Further, the mass spectrometry conditions also include the declustering voltage and collision energy of the multi-steroid hormone quantitative ion pairs corresponding to the standard working solution:
the declustering voltage of the cortisol quantitative ion pair is 90V-130V, and the collision energy is 28V-38V;
the cluster removing voltage of the cortisone quantitative ion pair is 141V-181V, and the collision energy is 28V-38V;
the cluster removing voltage of the 11-deoxycorticosterol quantitative ion pair is 105V-145V, and the collision energy is 23V-33V;
the cluster removing voltage of the corticosterone quantitative ion pair is 101V-141V, and the collision energy is 26V-36V;
the cluster removing voltage of the dehydroepiandrosterone quantitative ion pair is 88V-128V, and the collision energy is 21V-31V;
the cluster removing voltage of the testosterone quantitative ion pair is 120V-160V, and the collision energy is 22V-32V;
the cluster removing voltage of the 17-hydroxyprogesterone quantitative ion pair is 116V-156V, and the collision energy is 25V-35V;
the cluster removing voltage of the androstenedione quantitative ion pair is 129V-169V, and the collision energy is 15V-25V;
the cluster removing voltage of the progesterone quantitative ion pair is 125V-165V, and the collision energy is 23V-33V;
the declustering voltage of the d 4-cortisol quantitative ion pair is 125-165V, and the collision energy is 25-35V;
the cluster removing voltage of the d 8-cortisone quantitative ion pair is 134V-174V, and the collision energy is 28V-38V;
the declustering voltage of the d 5-11-deoxycorticosterol quantitative ion pair is 120V-160V, and the collision energy is 23V-33V;
the declustering voltage of the d 8-corticosterone quantitative ion pair is 103V-143V, and the collision energy is 26V-36V;
the declustering voltage of the d 6-dehydroepiandrosterone quantitative ion pair is 80V-120V, and the collision energy is 19V-29V;
the declustering voltage of the d 3-testosterone quantitative ion pair is 120V-160V, and the collision energy is 22V-32V;
13the declustering voltage of the C3-17-hydroxyprogesterone quantitative ion pair is 130V-170V, and the collision energy is 23V-33V;
the declustering voltage of the d 3-androstenedione quantitative ion pair is 100V-140V, and the collision energy is 22V-32V;
the declustering voltage of the d 9-progesterone quantitative ion pair is 120V-160V, and the collision energy is 23V-33V.

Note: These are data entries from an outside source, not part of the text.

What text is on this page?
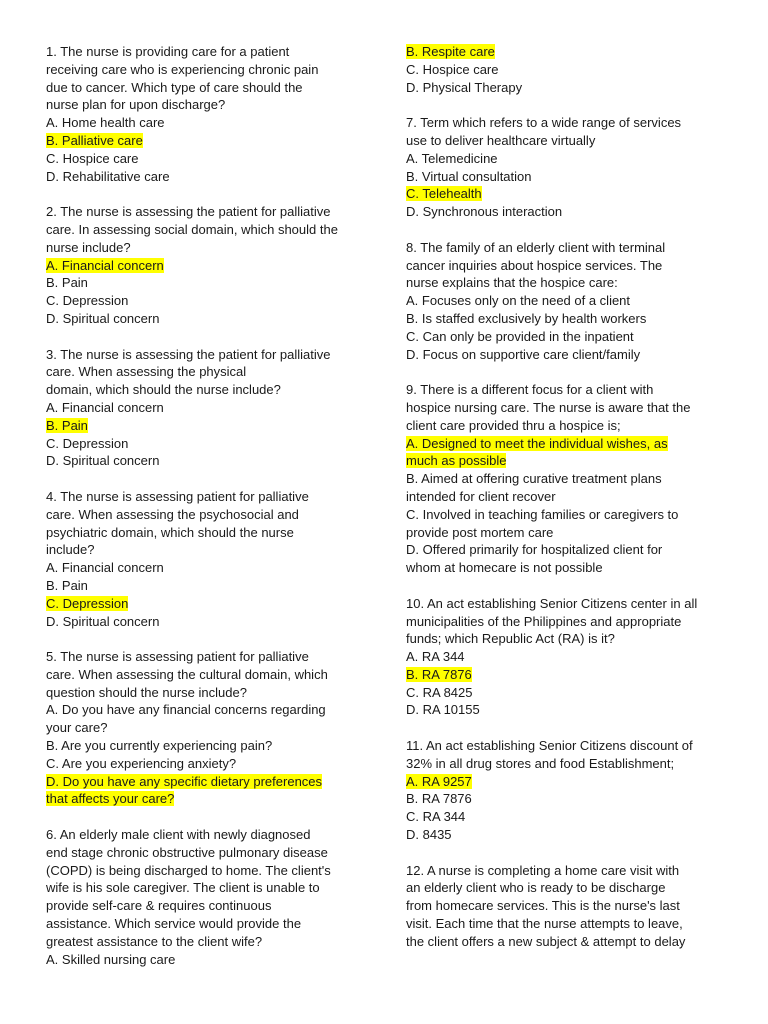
1. The nurse is providing care for a patient
receiving care who is experiencing chronic pain
due to cancer. Which type of care should the
nurse plan for upon discharge?
A. Home health care
B. Palliative care
C. Hospice care
D. Rehabilitative care
2. The nurse is assessing the patient for palliative
care. In assessing social domain, which should the
nurse include?
A. Financial concern
B. Pain
C. Depression
D. Spiritual concern
3. The nurse is assessing the patient for palliative
care. When assessing the physical
domain, which should the nurse include?
A. Financial concern
B. Pain
C. Depression
D. Spiritual concern
4. The nurse is assessing patient for palliative
care. When assessing the psychosocial and
psychiatric domain, which should the nurse
include?
A. Financial concern
B. Pain
C. Depression
D. Spiritual concern
5. The nurse is assessing patient for palliative
care. When assessing the cultural domain, which
question should the nurse include?
A. Do you have any financial concerns regarding
your care?
B. Are you currently experiencing pain?
C. Are you experiencing anxiety?
D. Do you have any specific dietary preferences
that affects your care?
6. An elderly male client with newly diagnosed
end stage chronic obstructive pulmonary disease
(COPD) is being discharged to home. The client's
wife is his sole caregiver. The client is unable to
provide self-care & requires continuous
assistance. Which service would provide the
greatest assistance to the client wife?
A. Skilled nursing care
B. Respite care
C. Hospice care
D. Physical Therapy
7. Term which refers to a wide range of services
use to deliver healthcare virtually
A. Telemedicine
B. Virtual consultation
C. Telehealth
D. Synchronous interaction
8. The family of an elderly client with terminal
cancer inquiries about hospice services. The
nurse explains that the hospice care:
A. Focuses only on the need of a client
B. Is staffed exclusively by health workers
C. Can only be provided in the inpatient
D. Focus on supportive care client/family
9. There is a different focus for a client with
hospice nursing care. The nurse is aware that the
client care provided thru a hospice is;
A. Designed to meet the individual wishes, as
much as possible
B. Aimed at offering curative treatment plans
intended for client recover
C. Involved in teaching families or caregivers to
provide post mortem care
D. Offered primarily for hospitalized client for
whom at homecare is not possible
10. An act establishing Senior Citizens center in all
municipalities of the Philippines and appropriate
funds; which Republic Act (RA) is it?
A. RA 344
B. RA 7876
C. RA 8425
D. RA 10155
11. An act establishing Senior Citizens discount of
32% in all drug stores and food Establishment;
A. RA 9257
B. RA 7876
C. RA 344
D. 8435
12. A nurse is completing a home care visit with
an elderly client who is ready to be discharge
from homecare services. This is the nurse's last
visit. Each time that the nurse attempts to leave,
the client offers a new subject & attempt to delay
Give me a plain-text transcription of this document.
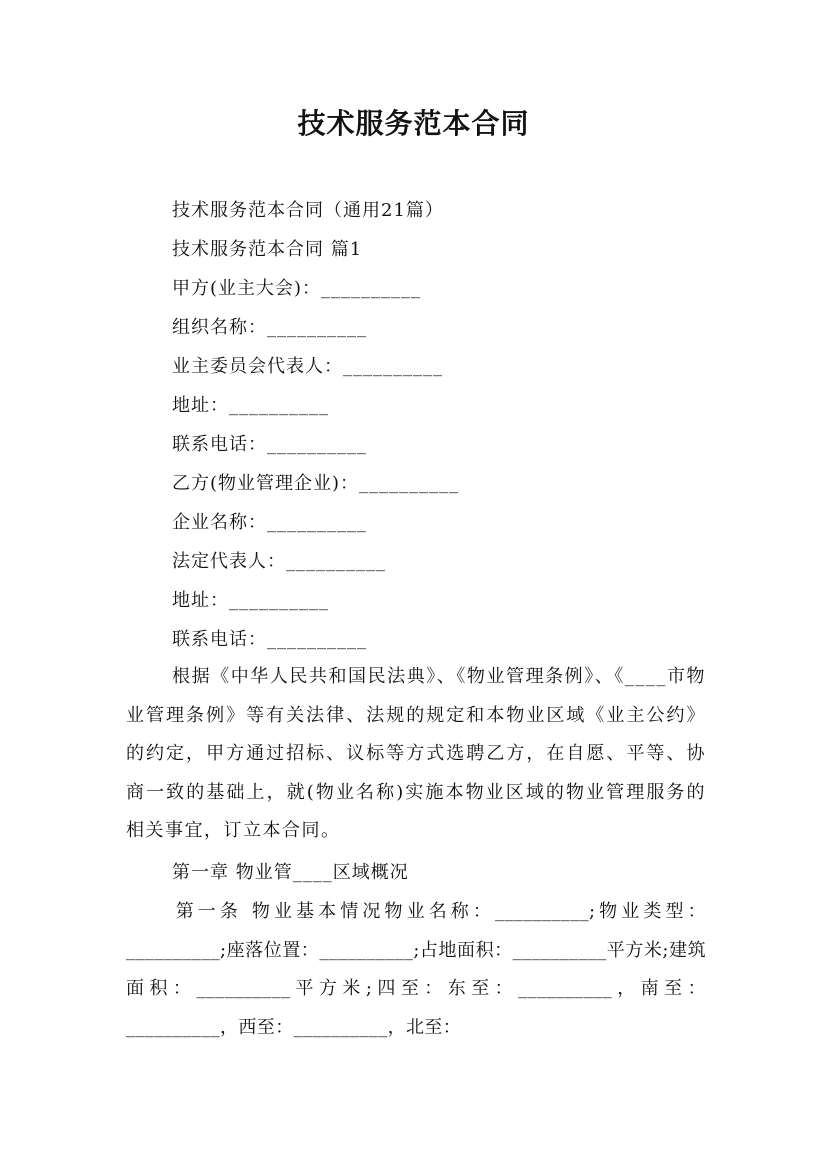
技术服务范本合同
技术服务范本合同（通用21篇）
技术服务范本合同 篇1
甲方(业主大会)：__________
组织名称：__________
业主委员会代表人：__________
地址：__________
联系电话：__________
乙方(物业管理企业)：__________
企业名称：__________
法定代表人：__________
地址：__________
联系电话：__________
根据《中华人民共和国民法典》、《物业管理条例》、《____市物业管理条例》等有关法律、法规的规定和本物业区域《业主公约》的约定，甲方通过招标、议标等方式选聘乙方，在自愿、平等、协商一致的基础上，就(物业名称)实施本物业区域的物业管理服务的相关事宜，订立本合同。
第一章 物业管____区域概况
第一条 物业基本情况物业名称：__________;物业类型：__________;座落位置：__________;占地面积：__________平方米;建筑面积：__________平方米;四至：东至：__________，南至：__________，西至：__________，北至：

Step 4, result analysis: and (3) taking the concentration of the standard working solution as an x axis, taking the peak area ratio of the standard working solution to the internal standard working solution as a y axis to draw a standard curve, and calculating the content of the steroid hormone in the biological fluid sample.
Further, the linear range of the detection method of the invention is as follows: 0.1-500 ng/mL of cortisol, 0.1-100 ng/mL of cortisone, 0.01-10 ng/mL of 11-deoxycorticosterol, 0.1-100 ng/mL of corticosterone, 0.5-50 ng/mL of dehydroepiandrosterone, 0.02-20 ng/mL of testosterone, 0.02-10 ng/mL of 17-hydroxyprogesterone, 0.05-10 ng/mL of androstenedione and 0.05-20 ng/mL of progesterone.
The beneficial effects of the invention include but are not limited to:
(1) the kit for detecting multiple steroid hormones in biological body fluid comprises standard substance/standard substance working solution, quality control substance/quality control substance working solution, internal standard substance/internal standard substance working solution, matrix, liquid-liquid extraction agent and eluent. The invention utilizes the liquid chromatography-tandem mass spectrometry technology, adopts a non-derivatization method, has simple and convenient operation, can simultaneously detect the content of multiple steroid hormones in an organism liquid sample, reduces the experiment cost, shortens the analysis time, improves the detection flux, has high detection result accuracy, good repeatability and good stability, and can meet the clinical detection requirement on the steroid hormones.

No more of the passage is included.